While many of our European governments have systems in place, such as Corona support fonds, unemployment services, or furlough scheme guarantees that cover up to 80% of income, „citizens of many low-income countries simply don’t have such back-up from their governments, leaving them incredibly vulnerable. For many, the forest and the ocean will provide their safety net.“ (*1 theconversation) Most conservation projects depend on tourism and are now bound to fall. Meaning protection will become substantially harder and will force humans who already live on the brink of poverty back to wild life trade. “In developing countries, the absence of tourism and monitoring groups may give a free rein to loggers and poachers who will see no more need to obey quarantine rules than any other laws. People already living close to the edge may be forced to exploit nature to survive as their work disappears.“ (*2 Guardian)

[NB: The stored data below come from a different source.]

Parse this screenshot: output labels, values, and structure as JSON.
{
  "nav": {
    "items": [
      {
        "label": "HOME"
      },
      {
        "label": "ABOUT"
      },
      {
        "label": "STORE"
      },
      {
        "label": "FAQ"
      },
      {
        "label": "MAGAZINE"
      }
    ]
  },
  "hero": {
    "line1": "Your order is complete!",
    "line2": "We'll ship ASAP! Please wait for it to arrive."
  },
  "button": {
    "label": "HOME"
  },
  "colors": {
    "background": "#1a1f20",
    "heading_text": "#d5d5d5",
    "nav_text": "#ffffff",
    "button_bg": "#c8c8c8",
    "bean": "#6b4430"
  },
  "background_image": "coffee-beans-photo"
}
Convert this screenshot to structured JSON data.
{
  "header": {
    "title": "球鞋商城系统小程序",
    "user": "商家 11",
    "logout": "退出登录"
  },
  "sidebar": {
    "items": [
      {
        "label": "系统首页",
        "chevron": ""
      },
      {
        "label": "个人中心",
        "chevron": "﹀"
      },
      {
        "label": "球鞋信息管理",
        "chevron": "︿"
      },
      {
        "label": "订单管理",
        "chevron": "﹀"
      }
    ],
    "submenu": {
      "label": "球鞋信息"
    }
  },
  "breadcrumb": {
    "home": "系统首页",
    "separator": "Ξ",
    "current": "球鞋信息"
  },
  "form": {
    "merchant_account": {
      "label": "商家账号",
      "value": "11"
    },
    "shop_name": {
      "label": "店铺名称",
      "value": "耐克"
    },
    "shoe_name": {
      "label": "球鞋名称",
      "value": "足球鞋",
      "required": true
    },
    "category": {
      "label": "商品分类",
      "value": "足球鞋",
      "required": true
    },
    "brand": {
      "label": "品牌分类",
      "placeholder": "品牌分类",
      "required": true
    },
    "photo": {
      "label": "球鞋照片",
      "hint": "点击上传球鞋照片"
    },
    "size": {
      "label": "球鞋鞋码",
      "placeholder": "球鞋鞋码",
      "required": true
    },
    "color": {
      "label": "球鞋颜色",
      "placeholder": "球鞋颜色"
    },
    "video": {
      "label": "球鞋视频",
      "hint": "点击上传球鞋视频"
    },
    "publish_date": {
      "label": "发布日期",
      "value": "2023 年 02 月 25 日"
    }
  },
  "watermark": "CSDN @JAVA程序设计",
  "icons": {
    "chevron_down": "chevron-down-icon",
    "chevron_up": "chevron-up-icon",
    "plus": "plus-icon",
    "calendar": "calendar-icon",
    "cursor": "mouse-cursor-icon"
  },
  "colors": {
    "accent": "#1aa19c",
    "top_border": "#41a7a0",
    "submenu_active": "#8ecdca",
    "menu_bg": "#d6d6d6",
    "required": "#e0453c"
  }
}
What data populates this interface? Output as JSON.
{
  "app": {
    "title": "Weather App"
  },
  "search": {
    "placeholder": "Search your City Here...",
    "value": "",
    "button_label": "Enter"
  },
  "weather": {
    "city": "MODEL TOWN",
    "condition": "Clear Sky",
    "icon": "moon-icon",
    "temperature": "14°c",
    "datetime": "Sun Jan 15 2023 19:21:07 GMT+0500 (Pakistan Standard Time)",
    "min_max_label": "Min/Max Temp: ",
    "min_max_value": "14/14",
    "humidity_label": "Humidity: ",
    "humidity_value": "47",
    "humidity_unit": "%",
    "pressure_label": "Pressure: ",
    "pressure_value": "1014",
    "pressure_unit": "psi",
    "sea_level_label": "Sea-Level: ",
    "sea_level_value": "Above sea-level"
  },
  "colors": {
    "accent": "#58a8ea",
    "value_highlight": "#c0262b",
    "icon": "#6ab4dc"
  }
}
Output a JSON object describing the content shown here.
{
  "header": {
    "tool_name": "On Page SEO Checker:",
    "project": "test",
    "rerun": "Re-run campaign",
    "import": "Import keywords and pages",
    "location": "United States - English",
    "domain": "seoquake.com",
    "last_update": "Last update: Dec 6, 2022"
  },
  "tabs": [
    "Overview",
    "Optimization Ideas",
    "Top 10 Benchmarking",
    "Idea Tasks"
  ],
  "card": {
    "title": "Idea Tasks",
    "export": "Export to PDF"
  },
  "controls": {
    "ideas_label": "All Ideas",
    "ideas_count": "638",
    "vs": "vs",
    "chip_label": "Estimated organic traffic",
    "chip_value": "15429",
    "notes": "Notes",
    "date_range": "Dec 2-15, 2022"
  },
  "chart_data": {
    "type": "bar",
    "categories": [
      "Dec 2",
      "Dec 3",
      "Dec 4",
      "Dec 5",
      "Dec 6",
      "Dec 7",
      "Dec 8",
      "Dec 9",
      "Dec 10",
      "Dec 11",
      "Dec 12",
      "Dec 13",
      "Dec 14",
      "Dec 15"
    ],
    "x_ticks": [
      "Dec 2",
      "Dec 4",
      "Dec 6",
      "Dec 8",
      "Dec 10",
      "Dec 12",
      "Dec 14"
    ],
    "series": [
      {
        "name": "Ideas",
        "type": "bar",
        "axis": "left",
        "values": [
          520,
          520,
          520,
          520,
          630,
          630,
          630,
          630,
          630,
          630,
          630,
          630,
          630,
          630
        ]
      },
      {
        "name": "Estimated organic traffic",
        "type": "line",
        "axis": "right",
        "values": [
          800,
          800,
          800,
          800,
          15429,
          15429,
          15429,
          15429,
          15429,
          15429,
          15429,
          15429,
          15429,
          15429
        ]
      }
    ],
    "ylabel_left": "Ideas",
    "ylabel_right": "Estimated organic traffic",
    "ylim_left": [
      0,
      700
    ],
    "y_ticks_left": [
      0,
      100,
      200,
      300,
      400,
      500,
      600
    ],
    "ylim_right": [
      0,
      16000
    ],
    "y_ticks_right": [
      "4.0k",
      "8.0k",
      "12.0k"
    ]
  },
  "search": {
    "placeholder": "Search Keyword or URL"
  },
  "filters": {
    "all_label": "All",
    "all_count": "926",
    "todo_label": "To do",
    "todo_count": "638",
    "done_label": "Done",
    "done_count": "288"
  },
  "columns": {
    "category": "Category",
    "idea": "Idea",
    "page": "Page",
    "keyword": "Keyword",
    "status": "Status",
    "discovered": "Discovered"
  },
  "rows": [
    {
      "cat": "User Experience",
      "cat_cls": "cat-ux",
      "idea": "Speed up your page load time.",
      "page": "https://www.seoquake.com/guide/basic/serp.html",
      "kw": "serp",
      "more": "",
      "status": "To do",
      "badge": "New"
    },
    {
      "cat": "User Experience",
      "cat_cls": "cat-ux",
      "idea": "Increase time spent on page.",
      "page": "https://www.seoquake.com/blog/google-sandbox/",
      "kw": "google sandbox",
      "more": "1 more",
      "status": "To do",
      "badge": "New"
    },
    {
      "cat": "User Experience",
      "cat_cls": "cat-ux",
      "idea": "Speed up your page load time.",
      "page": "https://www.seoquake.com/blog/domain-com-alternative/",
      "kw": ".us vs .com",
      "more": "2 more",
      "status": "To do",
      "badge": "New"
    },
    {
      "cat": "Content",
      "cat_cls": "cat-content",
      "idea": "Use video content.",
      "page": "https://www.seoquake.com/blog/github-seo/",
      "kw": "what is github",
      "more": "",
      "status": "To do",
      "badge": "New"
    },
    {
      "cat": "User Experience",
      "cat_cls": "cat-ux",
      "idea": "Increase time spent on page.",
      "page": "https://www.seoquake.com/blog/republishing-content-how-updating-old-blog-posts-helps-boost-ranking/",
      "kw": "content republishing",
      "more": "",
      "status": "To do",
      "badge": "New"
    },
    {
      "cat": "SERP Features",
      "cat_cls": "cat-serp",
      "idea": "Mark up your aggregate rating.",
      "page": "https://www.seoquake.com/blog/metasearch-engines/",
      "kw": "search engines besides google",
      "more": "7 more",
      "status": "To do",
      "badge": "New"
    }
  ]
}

Which really makes you wonder who is being more exploited here. The problem is massive, the answer to this question is very simple. Inquiry and demand. “As lockdown restrictions have begun to ease in China, some of the country’s other wet markets are reportedly operating again — without wild animals and wild meat.“ but contradictory saying “As of April 14, 2020, China has not banned the commercial sale of wild animals for pets, traditional medicine, or ornamental uses.“ (*3 National Geographic)

Our bottomless greed has taken over. Our hybris has made us blind. Blind to a world that never belonged to us in first place. We do not own it - we never did. We are part of this magical synergy, a cosmos of balance contained in a form we call life.
The earth continues to turn around its axis. The only thing in life that is certain is change. The question now is, in which direction do we want to go?